# What's the proper mathematical name for the Lorentz “inner product” on Minkowski space?

Physicists tend to call the spacetime interval $$(\Delta s)^2$$ an "inner product," where $$(\Delta s)^2=(\Delta t)^2-(\Delta x)^2-(\Delta y)^2-(\Delta z)^2$$ up to factors of $$c$$ and an overall minus sign. But it's not really an inner product, since it breaks positive-definiteness:

$$\left< v,v \right> \geq 0$$ with equality iff $$v=0$$.

For that matter, the "metric tensor" of general relativity describes a similar map for two vectors in any tangent space, but this is also not technically a metric (in the mathematical sense) since that would also require positive-definiteness.

So what is the correct mathematical term for this structure?

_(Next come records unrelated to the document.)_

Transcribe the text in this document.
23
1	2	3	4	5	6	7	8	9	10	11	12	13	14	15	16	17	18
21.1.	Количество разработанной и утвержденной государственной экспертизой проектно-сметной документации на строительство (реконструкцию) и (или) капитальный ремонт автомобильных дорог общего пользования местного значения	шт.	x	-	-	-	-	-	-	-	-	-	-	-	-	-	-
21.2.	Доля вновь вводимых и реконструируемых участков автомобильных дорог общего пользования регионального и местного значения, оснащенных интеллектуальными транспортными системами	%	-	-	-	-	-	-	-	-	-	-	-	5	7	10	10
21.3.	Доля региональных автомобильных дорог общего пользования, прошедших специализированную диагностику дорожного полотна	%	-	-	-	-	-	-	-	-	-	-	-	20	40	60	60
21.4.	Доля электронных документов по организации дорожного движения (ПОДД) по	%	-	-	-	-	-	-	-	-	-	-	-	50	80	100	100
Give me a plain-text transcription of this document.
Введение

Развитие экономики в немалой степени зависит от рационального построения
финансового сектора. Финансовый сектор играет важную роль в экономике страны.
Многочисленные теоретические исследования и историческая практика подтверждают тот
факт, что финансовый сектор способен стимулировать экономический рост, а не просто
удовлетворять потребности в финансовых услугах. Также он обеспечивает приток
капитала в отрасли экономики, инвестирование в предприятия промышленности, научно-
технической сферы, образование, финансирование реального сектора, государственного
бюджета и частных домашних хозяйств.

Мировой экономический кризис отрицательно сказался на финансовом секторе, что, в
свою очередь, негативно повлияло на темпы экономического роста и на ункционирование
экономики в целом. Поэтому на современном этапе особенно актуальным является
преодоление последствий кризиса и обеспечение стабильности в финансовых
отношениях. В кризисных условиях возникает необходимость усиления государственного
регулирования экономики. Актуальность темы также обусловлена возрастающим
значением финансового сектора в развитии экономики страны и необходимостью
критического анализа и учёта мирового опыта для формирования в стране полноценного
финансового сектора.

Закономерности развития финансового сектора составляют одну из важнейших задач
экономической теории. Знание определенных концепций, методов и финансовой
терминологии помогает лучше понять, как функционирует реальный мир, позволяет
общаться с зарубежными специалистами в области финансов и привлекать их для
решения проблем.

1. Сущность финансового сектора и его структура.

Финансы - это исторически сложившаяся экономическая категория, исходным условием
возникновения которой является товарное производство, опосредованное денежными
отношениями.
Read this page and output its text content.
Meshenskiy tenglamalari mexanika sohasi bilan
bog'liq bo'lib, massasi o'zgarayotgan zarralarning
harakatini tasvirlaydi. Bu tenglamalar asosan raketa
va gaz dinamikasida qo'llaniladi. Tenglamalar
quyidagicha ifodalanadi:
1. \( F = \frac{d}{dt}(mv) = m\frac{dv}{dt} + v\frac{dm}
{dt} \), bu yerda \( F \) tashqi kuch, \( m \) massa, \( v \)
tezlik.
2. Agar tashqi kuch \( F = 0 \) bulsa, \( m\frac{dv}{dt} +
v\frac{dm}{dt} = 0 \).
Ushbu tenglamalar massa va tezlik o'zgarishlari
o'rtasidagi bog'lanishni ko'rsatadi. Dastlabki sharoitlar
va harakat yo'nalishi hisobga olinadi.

I would be tempted to call it a pseudo-metric, since spacetime is called a pseudo-Riemannian manifold, but in fact pseudo-metrics still require positivity. I might also expect "pseudo–inner product" to be used, but this phrase does not appear in any Wikipedia article, and the similar term "pseudo-scalar product" is defined here as something completely different.

I have heard the terms "pseudo-Riemannian metric" and "Lorentzian metric," but I doubt mathematicians endorse such terms, since they are of the form "(adjective) + (noun)" where the object is not a type of (noun).

• I've seen the PIP option used, though I can't find a source atm. – J.G. Nov 5 '19 at 22:20

Some people use "scalar product" instead of "inner product", reserving the word "inner" for the positive-definite case. But I don't understand what the issue is with "pseudo-Riemannian metric" or "Lorentzian metric", that's what people use normally. The point is that you should not think of metric spaces here. A pseudo-Riemannian metric in a manifold only induces a distance function when the metric is Riemannian, and then you have relations between $$(M,g)$$ and $$(M,d_g)$$ given, for instance, by the Hopf-Rinow theorem.
Certainly "non-degenerate $$\mathbb R$$-bilinear pairing" (or several similar things) would be correct, as an umbrella description. "(The) pairing" for short, once it's understood.